İşte bu garipti. Normalde emirleri veren tarak Jae Min olurdu. Jae min’in bağıracağını düşünmüştüm ama Jae Min hiçbir şey söylemeden televizyonu açtı. Televizyonun açılmasıyla kafede oturan herkes kafasını televizyona çevirdi. Birkaç müşteriden korku dolu sesler yükselmişti. Nefesimi tuttum ve elimle destek alabileceğim bir şeyler aradım.
Bu olamazdı.
Hayır, her şeyi sıfıra almışken bu olamazdı.
Televizyondaki flaş haber yazısı yanıp sönüyordu. Haber spikeri konuşurken bir iki kelimeyi karıştırmıştı. Ya spikerin rezilliğini daha fazla çekmemek ya da bir an önce haberin kaynağı olan şarkıcıyı göstermek için ekran bir anda değişti.
Ekranda bir yüz duruyordu. Yabancı değildi. Bütün Kore’nin ve Asya’nın hatta dünyanın tanıdığı bir yüz. Ünlü şarkıcı NB yani NightBird. Ya da gerçek adıyla Kang Hye Su. Kore’nin en ünlü gruplarından olan SweetNights’ın ana vokalisti ve lideri.
“Bu gerçeğin bir çok fanımı üzeceğinin farkındayım…”
Lütfen söyleme.
“…ama bunu saklayarak hem onlara hem de kendime yalan söylemiş oluyorum…”
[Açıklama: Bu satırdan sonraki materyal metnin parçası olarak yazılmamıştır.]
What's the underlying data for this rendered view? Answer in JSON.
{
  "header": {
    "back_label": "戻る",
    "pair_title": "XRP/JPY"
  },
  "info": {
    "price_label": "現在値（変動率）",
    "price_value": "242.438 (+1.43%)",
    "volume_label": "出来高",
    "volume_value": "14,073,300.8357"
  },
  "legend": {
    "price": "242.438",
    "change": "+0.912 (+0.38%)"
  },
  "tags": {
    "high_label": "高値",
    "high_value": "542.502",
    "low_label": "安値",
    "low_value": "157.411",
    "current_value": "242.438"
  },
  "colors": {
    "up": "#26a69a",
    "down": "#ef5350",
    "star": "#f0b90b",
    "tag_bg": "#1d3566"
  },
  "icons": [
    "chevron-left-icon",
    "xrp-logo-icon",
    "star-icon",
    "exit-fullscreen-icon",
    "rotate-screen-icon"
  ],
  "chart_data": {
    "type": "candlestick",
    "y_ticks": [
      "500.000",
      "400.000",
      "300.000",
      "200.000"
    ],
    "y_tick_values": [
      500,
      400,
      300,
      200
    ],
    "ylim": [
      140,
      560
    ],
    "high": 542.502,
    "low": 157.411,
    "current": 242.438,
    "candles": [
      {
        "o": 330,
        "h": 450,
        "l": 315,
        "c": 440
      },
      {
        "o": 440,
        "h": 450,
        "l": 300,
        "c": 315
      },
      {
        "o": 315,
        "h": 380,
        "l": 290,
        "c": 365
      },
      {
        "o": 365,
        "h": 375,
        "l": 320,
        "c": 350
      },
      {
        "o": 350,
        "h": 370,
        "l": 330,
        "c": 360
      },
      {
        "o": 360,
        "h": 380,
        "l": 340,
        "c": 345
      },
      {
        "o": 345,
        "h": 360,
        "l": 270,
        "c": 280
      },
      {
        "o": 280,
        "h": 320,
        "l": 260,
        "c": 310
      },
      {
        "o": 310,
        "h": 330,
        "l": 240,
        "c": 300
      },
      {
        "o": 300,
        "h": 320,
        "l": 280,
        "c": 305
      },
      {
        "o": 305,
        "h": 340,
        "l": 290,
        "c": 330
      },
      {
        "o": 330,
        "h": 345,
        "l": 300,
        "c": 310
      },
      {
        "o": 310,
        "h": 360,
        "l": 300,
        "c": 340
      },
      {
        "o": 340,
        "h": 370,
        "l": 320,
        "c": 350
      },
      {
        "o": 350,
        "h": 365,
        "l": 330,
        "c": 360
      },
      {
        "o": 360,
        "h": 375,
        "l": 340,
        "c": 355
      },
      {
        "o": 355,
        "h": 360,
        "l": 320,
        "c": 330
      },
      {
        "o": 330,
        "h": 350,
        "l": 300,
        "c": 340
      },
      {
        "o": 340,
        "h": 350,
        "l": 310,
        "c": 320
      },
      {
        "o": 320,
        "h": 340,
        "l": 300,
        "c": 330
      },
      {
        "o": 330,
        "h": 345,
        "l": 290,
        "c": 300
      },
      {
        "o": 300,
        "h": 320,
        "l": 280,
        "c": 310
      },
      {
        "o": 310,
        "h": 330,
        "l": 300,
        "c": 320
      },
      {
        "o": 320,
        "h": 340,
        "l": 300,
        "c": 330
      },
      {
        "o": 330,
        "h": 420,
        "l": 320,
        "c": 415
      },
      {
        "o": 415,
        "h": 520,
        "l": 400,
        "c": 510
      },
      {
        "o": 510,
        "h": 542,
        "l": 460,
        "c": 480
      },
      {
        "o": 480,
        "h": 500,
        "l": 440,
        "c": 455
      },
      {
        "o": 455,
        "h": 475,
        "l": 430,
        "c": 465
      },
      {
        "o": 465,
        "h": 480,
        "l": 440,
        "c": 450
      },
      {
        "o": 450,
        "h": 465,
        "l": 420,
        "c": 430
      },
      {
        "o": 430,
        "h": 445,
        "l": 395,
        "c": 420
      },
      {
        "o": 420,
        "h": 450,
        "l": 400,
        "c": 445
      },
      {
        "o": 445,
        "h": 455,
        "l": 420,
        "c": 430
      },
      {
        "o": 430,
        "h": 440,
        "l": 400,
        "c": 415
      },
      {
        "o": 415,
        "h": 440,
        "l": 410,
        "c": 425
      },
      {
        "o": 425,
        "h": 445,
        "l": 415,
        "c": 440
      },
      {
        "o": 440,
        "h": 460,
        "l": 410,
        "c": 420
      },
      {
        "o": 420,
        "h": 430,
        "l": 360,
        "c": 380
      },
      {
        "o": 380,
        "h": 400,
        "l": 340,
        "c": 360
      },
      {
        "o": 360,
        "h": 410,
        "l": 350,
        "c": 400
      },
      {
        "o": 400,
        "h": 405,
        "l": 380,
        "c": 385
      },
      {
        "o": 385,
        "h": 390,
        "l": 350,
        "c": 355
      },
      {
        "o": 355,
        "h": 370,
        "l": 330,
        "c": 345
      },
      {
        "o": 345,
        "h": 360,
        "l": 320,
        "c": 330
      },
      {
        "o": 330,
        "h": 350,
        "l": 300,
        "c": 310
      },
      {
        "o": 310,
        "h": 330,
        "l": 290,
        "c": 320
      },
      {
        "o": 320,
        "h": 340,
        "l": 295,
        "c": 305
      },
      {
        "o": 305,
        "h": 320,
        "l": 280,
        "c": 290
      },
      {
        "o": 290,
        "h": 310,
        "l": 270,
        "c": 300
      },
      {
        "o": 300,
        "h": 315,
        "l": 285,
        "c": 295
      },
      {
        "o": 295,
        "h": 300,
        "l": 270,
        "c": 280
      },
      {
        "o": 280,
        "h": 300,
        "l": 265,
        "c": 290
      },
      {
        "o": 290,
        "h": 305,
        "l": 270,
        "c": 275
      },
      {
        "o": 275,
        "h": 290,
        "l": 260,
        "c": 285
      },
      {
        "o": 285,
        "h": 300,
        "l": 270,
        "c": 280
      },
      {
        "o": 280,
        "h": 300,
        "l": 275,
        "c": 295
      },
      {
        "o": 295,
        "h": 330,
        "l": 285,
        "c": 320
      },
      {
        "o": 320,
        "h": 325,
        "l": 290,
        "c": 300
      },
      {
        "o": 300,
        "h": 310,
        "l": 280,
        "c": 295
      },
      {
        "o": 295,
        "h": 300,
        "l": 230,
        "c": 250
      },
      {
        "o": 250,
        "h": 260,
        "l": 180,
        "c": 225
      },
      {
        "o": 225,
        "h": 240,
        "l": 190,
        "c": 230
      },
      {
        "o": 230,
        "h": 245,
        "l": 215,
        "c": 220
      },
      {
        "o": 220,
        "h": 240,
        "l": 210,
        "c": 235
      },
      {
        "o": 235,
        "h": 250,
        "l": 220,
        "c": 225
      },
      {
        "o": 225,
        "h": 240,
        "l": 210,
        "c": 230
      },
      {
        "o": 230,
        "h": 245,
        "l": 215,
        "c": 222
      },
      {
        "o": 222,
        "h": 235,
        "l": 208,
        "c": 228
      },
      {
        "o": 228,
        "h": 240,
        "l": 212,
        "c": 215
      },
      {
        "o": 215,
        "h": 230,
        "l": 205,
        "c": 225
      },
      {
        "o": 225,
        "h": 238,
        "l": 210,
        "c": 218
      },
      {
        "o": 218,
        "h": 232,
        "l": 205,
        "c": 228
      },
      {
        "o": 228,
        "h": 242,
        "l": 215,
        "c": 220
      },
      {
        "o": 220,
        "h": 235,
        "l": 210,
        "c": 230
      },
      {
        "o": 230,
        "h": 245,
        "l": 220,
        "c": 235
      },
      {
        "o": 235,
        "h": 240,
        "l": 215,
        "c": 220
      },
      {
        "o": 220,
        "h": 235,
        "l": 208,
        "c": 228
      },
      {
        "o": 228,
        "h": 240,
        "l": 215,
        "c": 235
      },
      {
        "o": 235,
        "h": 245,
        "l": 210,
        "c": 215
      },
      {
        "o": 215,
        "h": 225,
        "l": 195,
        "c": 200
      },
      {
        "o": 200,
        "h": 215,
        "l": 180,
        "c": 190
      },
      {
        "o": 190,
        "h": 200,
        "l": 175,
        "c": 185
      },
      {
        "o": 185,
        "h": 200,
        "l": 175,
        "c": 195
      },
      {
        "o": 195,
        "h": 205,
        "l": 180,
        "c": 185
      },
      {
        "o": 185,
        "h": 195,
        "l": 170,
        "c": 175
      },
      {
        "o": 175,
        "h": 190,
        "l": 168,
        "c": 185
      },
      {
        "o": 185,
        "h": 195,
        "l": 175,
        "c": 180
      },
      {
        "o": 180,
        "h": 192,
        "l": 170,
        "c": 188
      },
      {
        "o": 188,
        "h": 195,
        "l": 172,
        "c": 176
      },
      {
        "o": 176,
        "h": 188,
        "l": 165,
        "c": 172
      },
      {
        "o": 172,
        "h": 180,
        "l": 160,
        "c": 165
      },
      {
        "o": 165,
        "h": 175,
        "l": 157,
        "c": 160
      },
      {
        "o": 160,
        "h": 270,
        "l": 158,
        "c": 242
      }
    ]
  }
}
Yalanlar hayatımızın bir parçası. Sadece sus.
“…Aslında bunu bu kadar geç söylediğim için de özür dilemem gerek…”
Neden şimdi her şeyi bozmak zorundaydı ki?
Derin bir nefes aldı Kang Hye Su. Ekrana o muhteşem gülümsemesiyle baktı.
“Ben Kang Hye Su, aslında bir vampirim.”